In their randomized studies comparing the effectiveness and treatment quality of both 0.018 and 0.022 brackets, Yassir et al. observed no significant differences in treatment outcomes [
51]. Therefore, considering the hydrostatic pressure σ
h distribution described above, it may be reasonable to regard these brackets as viable alternatives to mitigate the risk of root resorption, particularly in individuals with thin ridges and other root resorption risk factors where precise torque control is essential. It can also be taken into account that resorption during orthodontic treatment may be caused by nickel–titanium wires or rectangular wires, which may have enhanced energy exceeding the threshold values [
52]. Over the last few years, research has focused on clear aligners and no research has been conducted on the problem we are analyzing. Other previous studies concerned a similar method but on different sized arches, which makes comparison impossible. In the research conducted by Ruenpol on the en masse retraction of the upper anterior tooth segment in 0.018 slot brackets on thinner 0.016 × 0.022 SS arches, the greatest stresses were found in the central part of the roots, while the greatest expansions were found in the apical third of the maxillary lateral incisors [
48]. In his research, Taminaga noticed that the axial displacement of teeth does not occur when force is applied at the level of the center of resistance. His analysis showed that in the 0.018 × 0.025 SS wire, the translational movement takes place at a level of 2.2 mm lower than the resistance center toward the incisal edge, while in the 0.016 × 0.022 arc, it is 3.8 mm higher than the resistance center toward the apex [
50]. This does not agree with our results, in which the 0.018 slot on 0.017 × 0.025 SS showed good torque control regardless of the amount of applied force.

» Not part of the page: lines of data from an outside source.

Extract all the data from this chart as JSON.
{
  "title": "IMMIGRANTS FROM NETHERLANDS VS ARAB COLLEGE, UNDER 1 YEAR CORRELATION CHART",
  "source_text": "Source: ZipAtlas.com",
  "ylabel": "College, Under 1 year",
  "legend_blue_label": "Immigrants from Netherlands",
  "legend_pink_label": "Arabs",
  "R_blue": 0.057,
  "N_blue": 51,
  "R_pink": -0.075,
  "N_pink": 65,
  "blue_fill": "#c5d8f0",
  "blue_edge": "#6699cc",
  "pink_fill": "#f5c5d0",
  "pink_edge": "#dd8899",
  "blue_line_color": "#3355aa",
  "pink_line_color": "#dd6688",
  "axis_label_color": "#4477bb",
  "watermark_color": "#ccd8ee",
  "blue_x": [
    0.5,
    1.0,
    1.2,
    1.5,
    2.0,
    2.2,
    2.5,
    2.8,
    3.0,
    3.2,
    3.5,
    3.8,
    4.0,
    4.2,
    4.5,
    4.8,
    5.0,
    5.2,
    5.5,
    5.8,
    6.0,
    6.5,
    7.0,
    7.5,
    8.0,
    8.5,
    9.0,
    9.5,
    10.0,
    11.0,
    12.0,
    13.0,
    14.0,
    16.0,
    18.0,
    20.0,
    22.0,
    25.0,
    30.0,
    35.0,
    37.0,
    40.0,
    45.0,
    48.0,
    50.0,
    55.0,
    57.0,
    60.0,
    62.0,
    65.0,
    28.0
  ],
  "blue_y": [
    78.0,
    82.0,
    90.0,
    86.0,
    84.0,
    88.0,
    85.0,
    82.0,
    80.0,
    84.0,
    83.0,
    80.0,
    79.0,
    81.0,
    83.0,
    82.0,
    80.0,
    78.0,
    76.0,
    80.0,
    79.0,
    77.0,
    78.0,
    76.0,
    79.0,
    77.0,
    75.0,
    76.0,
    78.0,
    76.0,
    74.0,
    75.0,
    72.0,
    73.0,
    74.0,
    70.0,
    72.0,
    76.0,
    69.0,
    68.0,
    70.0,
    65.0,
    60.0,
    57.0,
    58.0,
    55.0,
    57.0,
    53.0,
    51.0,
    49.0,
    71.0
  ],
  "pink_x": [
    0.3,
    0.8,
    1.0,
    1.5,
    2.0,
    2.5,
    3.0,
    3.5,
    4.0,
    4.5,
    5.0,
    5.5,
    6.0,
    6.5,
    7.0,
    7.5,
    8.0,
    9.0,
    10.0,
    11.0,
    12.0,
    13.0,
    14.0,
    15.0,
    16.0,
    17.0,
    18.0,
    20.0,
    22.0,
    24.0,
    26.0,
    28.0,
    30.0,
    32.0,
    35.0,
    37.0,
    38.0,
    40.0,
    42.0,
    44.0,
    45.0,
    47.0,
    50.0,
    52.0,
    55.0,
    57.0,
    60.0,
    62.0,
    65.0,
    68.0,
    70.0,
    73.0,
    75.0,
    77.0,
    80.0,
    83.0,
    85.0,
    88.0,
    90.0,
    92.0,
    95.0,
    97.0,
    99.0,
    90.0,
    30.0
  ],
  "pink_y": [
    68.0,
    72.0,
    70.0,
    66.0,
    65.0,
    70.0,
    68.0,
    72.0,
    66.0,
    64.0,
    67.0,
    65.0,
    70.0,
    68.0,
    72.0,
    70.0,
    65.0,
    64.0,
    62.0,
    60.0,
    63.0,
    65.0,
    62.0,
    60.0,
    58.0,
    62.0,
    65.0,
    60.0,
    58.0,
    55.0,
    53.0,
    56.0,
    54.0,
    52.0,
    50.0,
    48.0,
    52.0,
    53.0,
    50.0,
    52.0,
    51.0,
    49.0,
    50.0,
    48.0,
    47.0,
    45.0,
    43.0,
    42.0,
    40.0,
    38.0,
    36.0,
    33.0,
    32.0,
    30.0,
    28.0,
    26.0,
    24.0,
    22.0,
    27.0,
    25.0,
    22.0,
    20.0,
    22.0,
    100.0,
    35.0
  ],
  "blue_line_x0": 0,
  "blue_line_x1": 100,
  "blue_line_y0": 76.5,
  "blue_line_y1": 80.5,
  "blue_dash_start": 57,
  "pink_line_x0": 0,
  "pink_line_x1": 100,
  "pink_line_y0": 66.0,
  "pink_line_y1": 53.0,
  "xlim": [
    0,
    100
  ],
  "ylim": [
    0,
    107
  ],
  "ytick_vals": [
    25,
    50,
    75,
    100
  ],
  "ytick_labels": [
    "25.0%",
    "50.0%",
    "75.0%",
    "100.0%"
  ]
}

In turn, Singh’s research in 0.022 slot brackets on 0.019 × 0.025 SS wire showed that the stress value in the cortical bone around the central and lateral incisors increases linearly with the increase in the height of the hook. Additionally, the authors noticed high stress values around the canines and associated that with the fact that they are surrounded mainly by cortical bone. They also showed that as the height of the hook increases, the stresses decrease at the canines and increase at the incisors [
47]. Our results indicate that the new type of modeling may provide different results in terms of the application and point of application of the optimal force. Moreover, the use of our tooth retraction parameters means that the force value has a large tolerance range before it exceeds the optimum and also provides excellent torque control.